美少年と貴婦人、その甘く苦い関係 | 萌えオペラ 第4回 リヒャルト・シュトラウス《ばらの騎士》

text:室田尚子
illustration:桃雪琴梨

前回ご紹介したズボン役の代表であるモーツァルト《フィガロの結婚》のケルビーノ。彼が誕生してから100年以上を経て、オペラ史に名を残すもうひとりのズボン役が登場します。その名はロフラーノ伯爵オクタヴィアン。18世紀マリア・テレジア治世下のウィーンを舞台にしたリヒャルト・シュトラウスの《ばらの騎士》のタイトルロールです。年齢は17歳。若くして爵位を継いでいる彼を「美少年」というべきか「美青年」というべきか、微妙なところではありますが、一応未成年なので「美少年」としておきます。

さて、「恋とはどんなものかわからない」とうるんだ瞳で女性たちに訴えていたケルビーノと違い、オクタヴィアンには彼のことを「カンカン」と愛称で呼ぶ恋人がいます。オーストリア陸軍元帥ヴェルテンベルク侯爵夫人マリー・テレーズ、マルシャリン31歳(推定)。仕事や趣味の狩で家をあけがちな年の離れた夫との結婚生活に絶望している、一回り以上年上の人妻。オペラの前奏曲は、ふたりの夜の様子がオーケストラによって克明に描写されていく、クラシック音楽史上もっともエロい曲、といわれています。そして、幕が開くとそこは「後朝(きぬぎぬ)」の情景。ベッドには、昨夜の情事の余韻に浸るふたりの姿が・・・。
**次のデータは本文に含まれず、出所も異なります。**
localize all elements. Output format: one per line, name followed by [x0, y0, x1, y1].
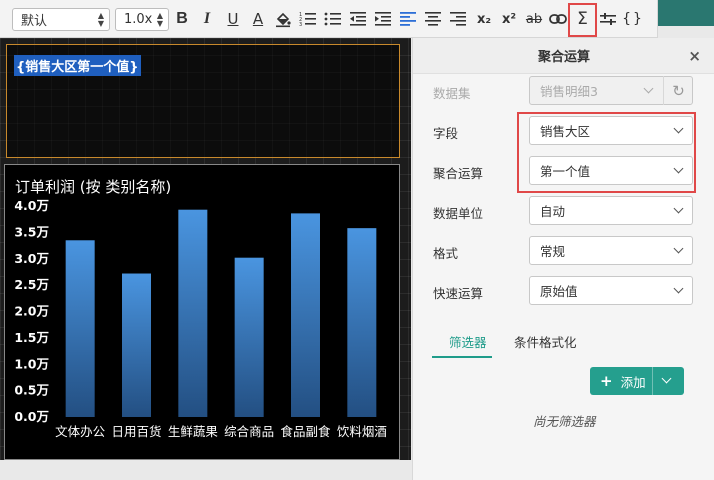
chevron-down-icon: [673, 243, 684, 254]
svg-text:3: 3: [299, 22, 302, 27]
superscript-button[interactable]: x²: [498, 0, 520, 38]
font-family-value: 默认: [21, 14, 48, 29]
data-unit-select[interactable]: 自动: [529, 196, 693, 225]
format-label: 格式: [433, 246, 459, 261]
y-tick-label: 4.0万: [14, 198, 49, 213]
active-tab-indicator: [432, 356, 492, 358]
font-size-value: 1.0x: [124, 12, 153, 27]
sigma-highlight-box: [568, 3, 597, 37]
tab-filter[interactable]: 筛选器: [449, 332, 487, 351]
y-tick-label: 1.0万: [14, 356, 49, 371]
bar-食品副食[interactable]: [291, 213, 320, 417]
sliders-icon[interactable]: [598, 0, 618, 38]
bullet-list-icon[interactable]: [323, 0, 343, 38]
y-tick-label: 2.0万: [14, 304, 49, 319]
x-tick-label: 文体办公: [55, 424, 106, 439]
close-icon[interactable]: ×: [688, 47, 701, 65]
chart-title: 订单利润 (按 类别名称): [15, 178, 171, 196]
y-tick-label: 0.5万: [14, 383, 49, 398]
panel-title: 聚合运算 ×: [413, 38, 714, 74]
ordered-list-icon[interactable]: 123: [298, 0, 318, 38]
y-tick-label: 3.5万: [14, 224, 49, 239]
chevron-down-icon: [673, 203, 684, 214]
add-filter-button[interactable]: + 添加: [590, 367, 684, 395]
bar-生鲜蔬果[interactable]: [178, 209, 208, 417]
align-center-icon[interactable]: [423, 0, 443, 38]
aggregate-panel: 聚合运算 × 数据集 销售明细3 ↻ 字段 销售大区 聚合运算 第一个值 数据单…: [412, 38, 714, 480]
x-tick-label: 生鲜蔬果: [168, 424, 219, 439]
fill-color-icon[interactable]: [273, 0, 293, 38]
add-filter-label: 添加: [620, 374, 646, 390]
tab-conditional-format[interactable]: 条件格式化: [514, 332, 577, 351]
bar-综合商品[interactable]: [234, 257, 264, 417]
select-arrows-icon: ▲ ▼: [97, 11, 104, 28]
chevron-down-icon: [673, 283, 684, 294]
y-tick-label: 3.0万: [14, 251, 49, 266]
dataset-select: 销售明细3 ↻: [529, 76, 693, 105]
refresh-icon[interactable]: ↻: [663, 76, 693, 105]
chevron-down-icon: [643, 83, 654, 94]
report-canvas: {销售大区第一个值} 订单利润 (按 类别名称) 0.0万 0.5万 1.0万 1.5万…: [0, 38, 411, 480]
quick-calc-label: 快速运算: [433, 286, 484, 301]
field-label: 字段: [433, 126, 459, 141]
chevron-down-icon[interactable]: [661, 373, 672, 384]
field-aggregation-highlight-box: [517, 112, 696, 193]
align-right-icon[interactable]: [448, 0, 468, 38]
y-tick-label: 1.5万: [14, 330, 49, 345]
format-value: 常规: [540, 244, 566, 259]
text-component[interactable]: {销售大区第一个值}: [6, 44, 400, 158]
aggregation-label: 聚合运算: [433, 166, 484, 181]
link-icon[interactable]: [548, 0, 568, 38]
quick-calc-select[interactable]: 原始值: [529, 276, 693, 305]
canvas-bottom-strip: [0, 460, 411, 480]
quick-calc-value: 原始值: [540, 284, 578, 299]
outdent-icon[interactable]: [348, 0, 368, 38]
dataset-label: 数据集: [433, 86, 471, 101]
bold-button[interactable]: B: [173, 0, 191, 38]
font-size-select[interactable]: 1.0x ▲ ▼: [115, 8, 169, 31]
plus-icon: +: [600, 372, 613, 390]
selected-text-field[interactable]: {销售大区第一个值}: [14, 55, 141, 76]
format-select[interactable]: 常规: [529, 236, 693, 265]
panel-title-text: 聚合运算: [537, 50, 590, 65]
underline-button[interactable]: U: [224, 0, 242, 38]
x-tick-label: 食品副食: [280, 424, 331, 439]
data-unit-value: 自动: [540, 204, 566, 219]
y-tick-label: 0.0万: [14, 409, 49, 424]
x-tick-label: 饮料烟酒: [337, 424, 387, 439]
x-tick-label: 日用百货: [111, 424, 161, 439]
y-tick-label: 2.5万: [14, 277, 49, 292]
align-left-icon[interactable]: [398, 0, 418, 38]
bar-日用百货[interactable]: [122, 273, 151, 417]
select-arrows-icon: ▲ ▼: [156, 11, 163, 28]
font-family-select[interactable]: 默认 ▲ ▼: [12, 8, 110, 31]
italic-button[interactable]: I: [198, 0, 216, 38]
header-bar: [658, 0, 714, 26]
x-tick-label: 综合商品: [224, 424, 274, 439]
bar-饮料烟酒[interactable]: [347, 228, 377, 417]
bar-chart-component[interactable]: 订单利润 (按 类别名称) 0.0万 0.5万 1.0万 1.5万 2.0万 2.5万 3.0…: [4, 164, 400, 460]
subscript-button[interactable]: x₂: [473, 0, 495, 38]
strikethrough-button[interactable]: ab: [523, 0, 545, 38]
dataset-value: 销售明细3: [540, 84, 598, 99]
braces-button[interactable]: {}: [622, 0, 644, 38]
bar-chart: 订单利润 (按 类别名称) 0.0万 0.5万 1.0万 1.5万 2.0万 2.5万 3.0…: [14, 178, 387, 439]
data-unit-label: 数据单位: [433, 206, 484, 221]
formatting-toolbar: 默认 ▲ ▼ 1.0x ▲ ▼ B I U A 123 x₂ x² ab Σ {…: [0, 0, 658, 38]
empty-filter-message: 尚无筛选器: [533, 414, 596, 429]
indent-icon[interactable]: [373, 0, 393, 38]
bar-文体办公[interactable]: [65, 240, 95, 417]
font-color-button[interactable]: A: [249, 0, 267, 38]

古来、「若いイケメンと年上の人妻の恋愛」というのは、オペラに限らず文学や映画や様々なジャンルで山ほど紡がれてきたわけで、ある意味ではありふれた筋立てともいえますが、この第1幕冒頭が最高に萌えるのは、元帥夫人もオクタヴィアンも演じるのが共に女性だ、というところです。なぜ、女性同士のラブシーンにこれほど胸をときめかせてしまうのか、というあたりを突き詰めていくと自分の性癖のあれやこれやを暴露せざるを得なくなりそうなのでやめておきますが、「18世紀ウィーンの貴族の寝室」というため息が出るほどゴージャスで美しい舞台装置に負けず劣らずゴージャスで美しい音楽が、この「萌え」を強力に後押ししていることも忘れてはいけないポイントでしょう。リヒャルト・シュトラウスさん、ありがとう。

ところで、21世紀ニッポンのネット社会で、「未成年男子と人妻の恋愛」を称賛しようものなら、「不倫!」「淫行!」「ビッチ!」などという罵倒が飛んできて炎上は避けられません。しかし、ここはいったん深呼吸をして、私の話を聞いていただきたい。